I hope the comments in the code are enough to get you started.

Parsing identification files (PepXML, ProtXML, MzIdentML)

The library gives low level access to those file formats. There is no unifying API here, as the formats are very different. These parsers are not hand optimized for efficiency, so they might consume quite a bit more memory than they should, but they also are error resilient.

Working with these files is simpler, you call the parser and get a single data-structure, that follows the schemas of corresponding XMLs.
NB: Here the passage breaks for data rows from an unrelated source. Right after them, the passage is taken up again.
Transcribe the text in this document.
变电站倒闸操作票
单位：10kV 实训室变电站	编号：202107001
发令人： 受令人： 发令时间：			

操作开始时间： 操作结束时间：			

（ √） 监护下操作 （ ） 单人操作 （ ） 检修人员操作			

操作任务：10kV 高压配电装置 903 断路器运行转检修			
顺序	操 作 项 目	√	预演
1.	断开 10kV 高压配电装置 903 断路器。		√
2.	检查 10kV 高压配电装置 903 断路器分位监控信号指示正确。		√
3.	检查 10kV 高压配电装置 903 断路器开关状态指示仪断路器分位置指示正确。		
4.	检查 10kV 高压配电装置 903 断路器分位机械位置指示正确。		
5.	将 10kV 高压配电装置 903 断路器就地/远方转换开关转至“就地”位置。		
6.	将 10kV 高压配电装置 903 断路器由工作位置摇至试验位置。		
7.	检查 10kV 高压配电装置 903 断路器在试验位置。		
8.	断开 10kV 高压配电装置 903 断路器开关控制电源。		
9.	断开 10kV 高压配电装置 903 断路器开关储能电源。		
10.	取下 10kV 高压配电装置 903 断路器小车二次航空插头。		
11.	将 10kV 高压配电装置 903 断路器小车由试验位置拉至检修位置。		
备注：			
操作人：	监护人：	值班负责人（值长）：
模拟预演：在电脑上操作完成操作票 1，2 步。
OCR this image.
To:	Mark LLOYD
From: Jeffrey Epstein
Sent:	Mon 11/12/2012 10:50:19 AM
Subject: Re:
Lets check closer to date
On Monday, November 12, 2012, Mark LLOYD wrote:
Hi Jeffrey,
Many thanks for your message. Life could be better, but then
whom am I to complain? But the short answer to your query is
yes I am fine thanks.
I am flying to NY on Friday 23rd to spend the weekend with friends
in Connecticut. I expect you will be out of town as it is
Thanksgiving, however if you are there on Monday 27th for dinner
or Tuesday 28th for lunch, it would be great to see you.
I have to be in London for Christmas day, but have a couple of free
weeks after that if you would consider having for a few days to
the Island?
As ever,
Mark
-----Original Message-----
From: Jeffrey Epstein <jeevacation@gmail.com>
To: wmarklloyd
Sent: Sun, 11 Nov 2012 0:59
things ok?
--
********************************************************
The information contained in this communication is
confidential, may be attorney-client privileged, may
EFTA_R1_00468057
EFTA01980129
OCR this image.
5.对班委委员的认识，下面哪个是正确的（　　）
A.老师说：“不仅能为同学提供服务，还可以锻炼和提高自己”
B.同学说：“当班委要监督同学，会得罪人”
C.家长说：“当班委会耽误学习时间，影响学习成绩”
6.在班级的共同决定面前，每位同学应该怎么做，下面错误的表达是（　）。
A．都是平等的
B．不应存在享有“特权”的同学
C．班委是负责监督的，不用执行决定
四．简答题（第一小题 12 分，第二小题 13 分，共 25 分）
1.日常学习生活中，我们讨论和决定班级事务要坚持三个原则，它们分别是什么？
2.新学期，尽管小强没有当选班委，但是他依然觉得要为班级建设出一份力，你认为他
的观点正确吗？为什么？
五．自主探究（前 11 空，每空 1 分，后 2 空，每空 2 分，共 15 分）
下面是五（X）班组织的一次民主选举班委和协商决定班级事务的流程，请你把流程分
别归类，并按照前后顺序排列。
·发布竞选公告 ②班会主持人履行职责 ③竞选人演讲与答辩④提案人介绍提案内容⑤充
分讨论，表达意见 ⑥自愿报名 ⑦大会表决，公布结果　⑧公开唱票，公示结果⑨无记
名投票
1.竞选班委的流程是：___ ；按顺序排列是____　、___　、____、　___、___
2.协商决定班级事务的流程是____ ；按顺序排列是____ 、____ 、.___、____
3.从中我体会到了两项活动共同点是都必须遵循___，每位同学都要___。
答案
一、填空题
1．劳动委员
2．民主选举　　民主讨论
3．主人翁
Path path = Paths.get("some-path-to.pep.xml");

// a single call to parse the whole file
MsmsPipelineAnalysis msmsPipelineAnalysis = PepXmlParser.parse(path);


List<MsmsRunSummary> msmsRunSummaries = msmsPipelineAnalysis.getMsmsRunSummary();
for (MsmsRunSummary msmsRunSummary : msmsRunSummaries) {
    List<SpectrumQuery> spectrumQueries = msmsRunSummary.getSpectrumQuery();
    System.out.printf("Spectrum queries from MS/MS run summary: %s\n",
                      msmsRunSummary.getBaseName());
    for (SpectrumQuery sq : spectrumQueries) {
        System.out.printf("Spec ID: [%s], RT: [%.2f], precursor neutral mass: [%.3f]\n",
                          sq.getSpectrum(), sq.getRetentionTimeSec(), sq.getPrecursorNeutralMass());
    }
    System.out.printf("Done with MS/MS run summary: %s\n", msmsRunSummary.getBaseName());
}